Pasien kami menerima pengiriman dialisis yang biasanya dianggap memadai untuk negara
berkembang seperti negara kami, meskipun mungkin tidak memenuhi tingkat kecukupan dialisis saat
ini di negara maju. Bahkan kemudian, latensi P3 setelah dialisis sebanding dengan kontrol.
Tampaknya disfungsi neuropsikologis sembuh pada beberapa tingkat ambang kecukupan
hemodialisis, meskipun tidak berkelanjutan.
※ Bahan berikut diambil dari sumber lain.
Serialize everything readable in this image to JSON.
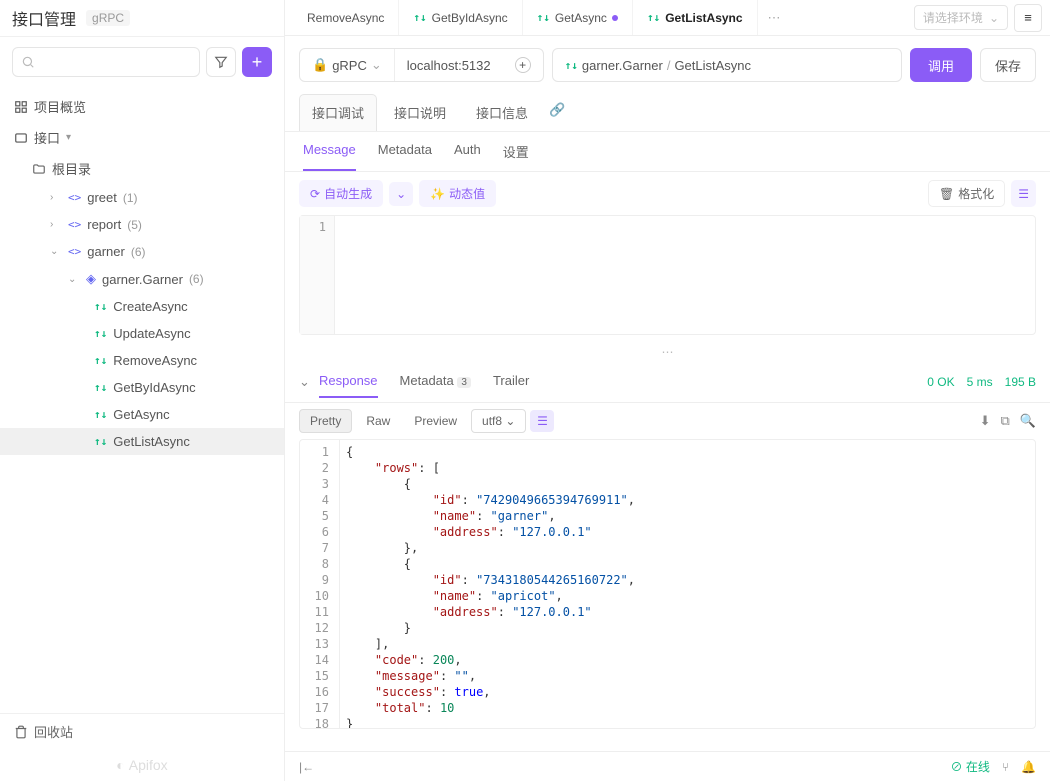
{
  "sidebar": {
    "title": "接口管理",
    "tag": "gRPC",
    "overview": "项目概览",
    "interface_label": "接口",
    "root": "根目录",
    "recycle": "回收站",
    "brand": "Apifox",
    "folders": [
      {
        "name": "greet",
        "count": "(1)"
      },
      {
        "name": "report",
        "count": "(5)"
      },
      {
        "name": "garner",
        "count": "(6)",
        "open": true,
        "services": [
          {
            "name": "garner.Garner",
            "count": "(6)",
            "methods": [
              "CreateAsync",
              "UpdateAsync",
              "RemoveAsync",
              "GetByIdAsync",
              "GetAsync",
              "GetListAsync"
            ]
          }
        ]
      }
    ]
  },
  "tabs": [
    {
      "name": "RemoveAsync"
    },
    {
      "name": "GetByIdAsync"
    },
    {
      "name": "GetAsync",
      "dirty": true
    },
    {
      "name": "GetListAsync",
      "active": true
    }
  ],
  "env": {
    "placeholder": "请选择环境"
  },
  "request": {
    "proto": "gRPC",
    "host": "localhost:5132",
    "service": "garner.Garner",
    "method": "GetListAsync",
    "invoke": "调用",
    "save": "保存"
  },
  "sub_tabs": {
    "debug": "接口调试",
    "doc": "接口说明",
    "info": "接口信息"
  },
  "body_tabs": {
    "message": "Message",
    "metadata": "Metadata",
    "auth": "Auth",
    "settings": "设置"
  },
  "tools": {
    "autogen": "自动生成",
    "dynamic": "动态值",
    "format": "格式化"
  },
  "response_tabs": {
    "response": "Response",
    "metadata": "Metadata",
    "meta_count": "3",
    "trailer": "Trailer"
  },
  "status": {
    "code": "0 OK",
    "time": "5 ms",
    "size": "195 B"
  },
  "resp_toolbar": {
    "pretty": "Pretty",
    "raw": "Raw",
    "preview": "Preview",
    "enc": "utf8"
  },
  "response_json": {
    "rows": [
      {
        "id": "7429049665394769911",
        "name": "garner",
        "address": "127.0.0.1"
      },
      {
        "id": "7343180544265160722",
        "name": "apricot",
        "address": "127.0.0.1"
      }
    ],
    "code": 200,
    "message": "",
    "success": true,
    "total": 10
  },
  "footer": {
    "online": "在线"
  }
}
Terbukti studi yang dirancang untuk memperkirakan
tingkat kecukupan yang tepat ini mungkin tidak layak secara etis.

Data kami menunjukkan bahwa fungsi kognitif yang diukur dengan ERP meningkat segera setelah
hemodialisis. Tidak ada korelasi peningkatan ini dengan parameter laboratorium yang diukur,
menunjukkan bahwa etiopatogenesis disfungsi kognitif ini kompleks. Oleh karena itu, satu sesi
hemodialisis meningkatkan fungsi kognitif pada pasien ESRD mungkin dengan menghilangkan racun
uremik yang mungkin memerlukan teknik pemeriksaan biokimia khusus. Studi tambahan mungkin
diperlukan untuk menjelaskan berbagai faktor yang menyebabkan disfungsi kognitif pada pasien ini.
Berbagai strategi perlu dirancang dan dievaluasi untuk perbaikan disfungsi kognitif pada CKD.